Did you configure an ip address for each vlan ? It 's important, because this IP will be the Default Gateway for your subnets.

Verify if vlans are shutdown .

Paulo

The switch has a S2 engine running the CAT OS which I am not that familiar with. I have not yet been able to figure out where you assign an IP address to a VLAN (I don't see anything under the "set vlan ?" options. Again I would appreciate any assistance/feedback you can lend on this issue.

paulo.s
Level 1
Level 1

You need a router or Layer3 blade for the 4006 to route between VLANs.

The sc0 interface is just for management purposes. It's an address on the switch to telnet to, do SNMP queries to, etc.

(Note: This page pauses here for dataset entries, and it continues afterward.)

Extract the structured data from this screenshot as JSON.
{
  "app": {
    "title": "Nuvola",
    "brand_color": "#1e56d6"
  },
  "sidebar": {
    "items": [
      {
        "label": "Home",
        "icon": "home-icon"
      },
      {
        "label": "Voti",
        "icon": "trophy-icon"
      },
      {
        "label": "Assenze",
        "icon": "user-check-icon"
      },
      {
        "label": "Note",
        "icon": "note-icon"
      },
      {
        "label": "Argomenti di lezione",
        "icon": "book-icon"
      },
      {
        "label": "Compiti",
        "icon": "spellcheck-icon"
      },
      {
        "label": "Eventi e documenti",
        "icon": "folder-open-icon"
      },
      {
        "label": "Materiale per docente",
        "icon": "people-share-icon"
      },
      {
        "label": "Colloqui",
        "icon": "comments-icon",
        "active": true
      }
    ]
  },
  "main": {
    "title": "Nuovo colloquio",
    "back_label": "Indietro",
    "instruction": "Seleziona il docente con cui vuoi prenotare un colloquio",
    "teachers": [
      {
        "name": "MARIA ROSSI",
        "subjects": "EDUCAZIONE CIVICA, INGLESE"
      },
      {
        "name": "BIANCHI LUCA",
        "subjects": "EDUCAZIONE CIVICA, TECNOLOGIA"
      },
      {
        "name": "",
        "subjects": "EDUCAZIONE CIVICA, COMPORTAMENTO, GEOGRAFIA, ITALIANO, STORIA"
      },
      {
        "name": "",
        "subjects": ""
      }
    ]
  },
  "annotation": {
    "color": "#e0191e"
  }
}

Process-switching and fast-switching are switching methods used on routers or the router modules.

Here's what I think the person was trying to tell you. Whatever VLAN sc0 is assigned to is the mangement VLAN. Thus whatever broadcasts (ARPs, etc) are occurring in this VLAN the switches management interface will need to process them just like any other device in that VLAN. So for example, you have a broadcast storm in the VLAN sc0 is in the switch management will probably be very slow or unresponsive until the broadcast storm goes away.

Not only this but under broadcast strom, if the sco is in the same vlan than other, it will cause high cpu and switch can still missing bdpdu , can cause all other types of problems.

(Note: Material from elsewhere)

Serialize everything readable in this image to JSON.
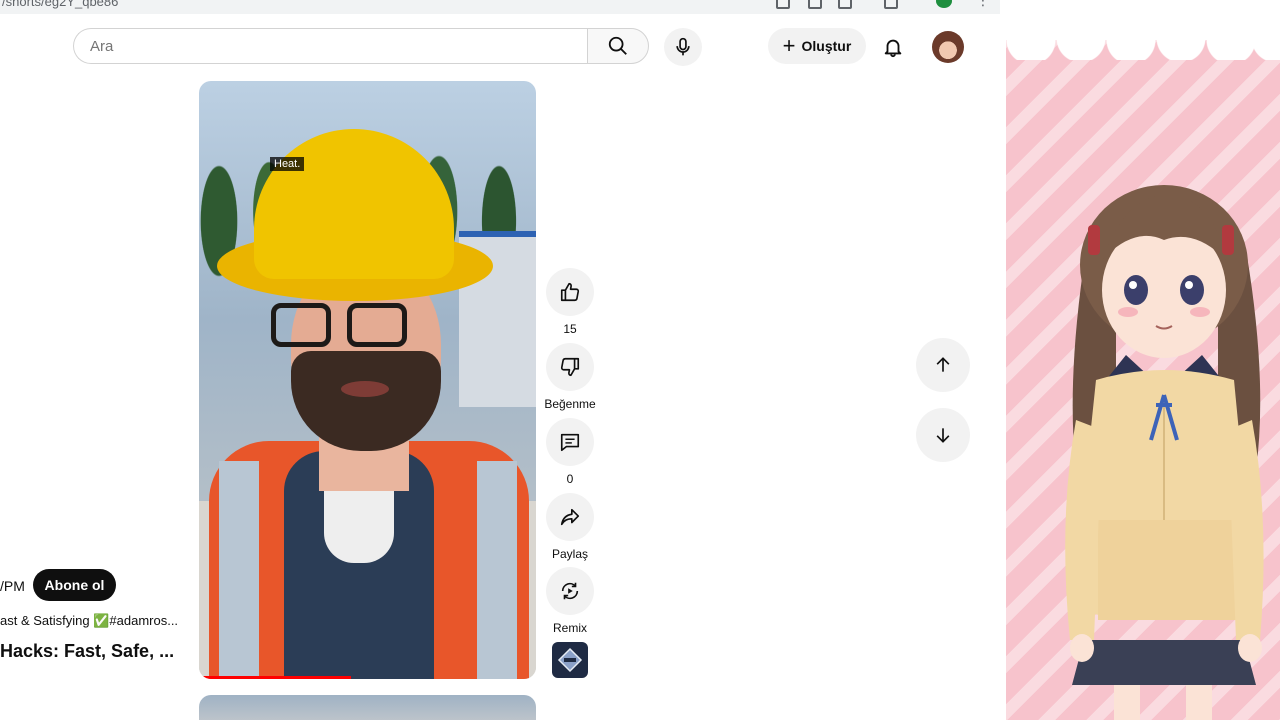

Management interface can be part of one vlan at a time,.so you have to sch the downtime or you can move the sco in the different vlan that the other ports in that case, you just need to have the console access on the switch and while switching the ip address , you only going to lose the telnet capabilities of the switch and everything else will be working..

Hope this helps

vincent-n
Level 3
Level 3

Justin

It was me who put a posting on the board about NOT putting "normal" devices on VLAN1 because of process switching instead of fast switching. I can see that you haven't much experience on the Catalyst 4006 running CatIOS so I'll try my best:

1. From security point of view, it's wise to have routers/switches on VLAN1 and all other "normal" devices on other VLANs. ie you won't have an intruder directly connected to your routers/switches but instead will have to be routed and thus susceptible to things like security ACLs.

2. The process/fast switching on Catalyst 4006 is applicable ONLY when you have a L3 routing blade (part # WS-X4232-L3). Cisco documentation said that any traffic going in/out of VLAN1 when using the L3 module WILL be process switch instead of fast switch. I found this out when I was trying to implement MLS on the 4006. Traffic being routed between other VLANs will be automatically fast switched by the L3 module. I've tested this and found that the same transfer to/from other VLANs is something like 10 times faster than VLAN1. Note that what I said here is NOT applicable to other L3 devices other than the L3 module on the 4006. ie if you're using an external router to do VLAN routing then what I said is not applicable.

3. Leave the interface SC0 of the switch on VLAN1 (and its IP address on VLAN1 of course). The interface SC0 does NOT do any routing function for you hence it's no use playing around with it. What you'll have to do is to create other VLANs, assign ports to other VLANs (like what you did), configure VLAN routing on your L3 device (whether it's a L3 blade or an external router) and things will work.

If you're not sure, let me know (email vincentn#mediamonitors.com.au) and I'll do my best to help.